# Protective Coating on New Motor home and Tyron tire blowout protection



## Sbrell (Dec 8, 2014)

We just signed a contract on a brand new Newmar Ventana.  The dealer has suggested some add ons.  Would like your opinion if we should purchase the ResistAll Protective coating.  Says we will not have to wax our vehicle for 5 years.  

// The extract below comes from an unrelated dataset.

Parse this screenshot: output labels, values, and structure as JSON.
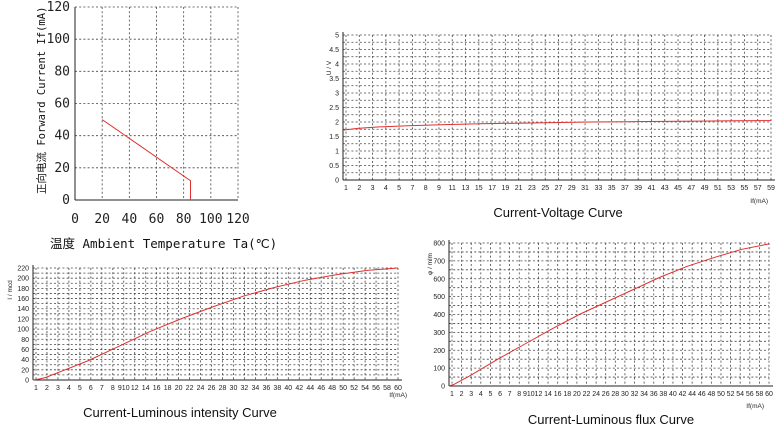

Also, they suggest the Tyron blowout tire protection.

Any thoughts? 

Sue and Joe
2014 Newmar Ventana


----------



## LEN (Dec 8, 2014)

For a $1000 just for the front "yikes", might or might not save you in a true blowout. There demo's are very well controlled. Investment in a GOOD tire pressure monitoring system such as Pressure Pro will save money, You can have a system for the RV and Towed for less than the front of the MH and you can see temps on the tires also. You see flats now and then on the road but very few blowouts, going to Alaska and back we saw two flats on RV's, both trailers for what is worth, and I'll bet a warning devise would have caught those. As to the coating, depends on cost. You still need to wash the RV once in a while and there are many wash and wax outfits around. I have gotten a full wash and hand wax in the SW for under a $100. And with a little help neighbor kids do like the $$$$ and are willing.

LEN


----------



## Steve H (Dec 8, 2014)

All I can really do is give you a personal opinion on the ResistAll coating...
	

	
	
		
		

		
			





I would use that money for other RVing things from yearly maintenance items to perhaps an ERS or maybe even camping fees. I have not heard of the Tyron option.


----------



## Sbrell (Dec 8, 2014)

Thank you Len and Steve for your fast replies.  LOL, I love it, Steve.  We had the same thought that it might be "Clark and Stanley."  Actually, the cost for the just the outside is $2400.  The Tyron system is $2600!  I think we will pass.


----------



## Steve H (Dec 8, 2014)

That's a lot of money! I think you are making a wise choice. If you are worried about corrosion (undercarriage) or where ever...I have had excellence results with Corrosion Block on my vehicles. I have found nothing better! It will prevent it on new surfaces and will stop it on existing problems. http://www.learchem.com/products/corrosion-block.html


----------



## C Nash (Dec 8, 2014)

No way would I shell out 2400 for the protection.  Bet they want allow you to watch them do it.  Just another way to make a profit. JMO


----------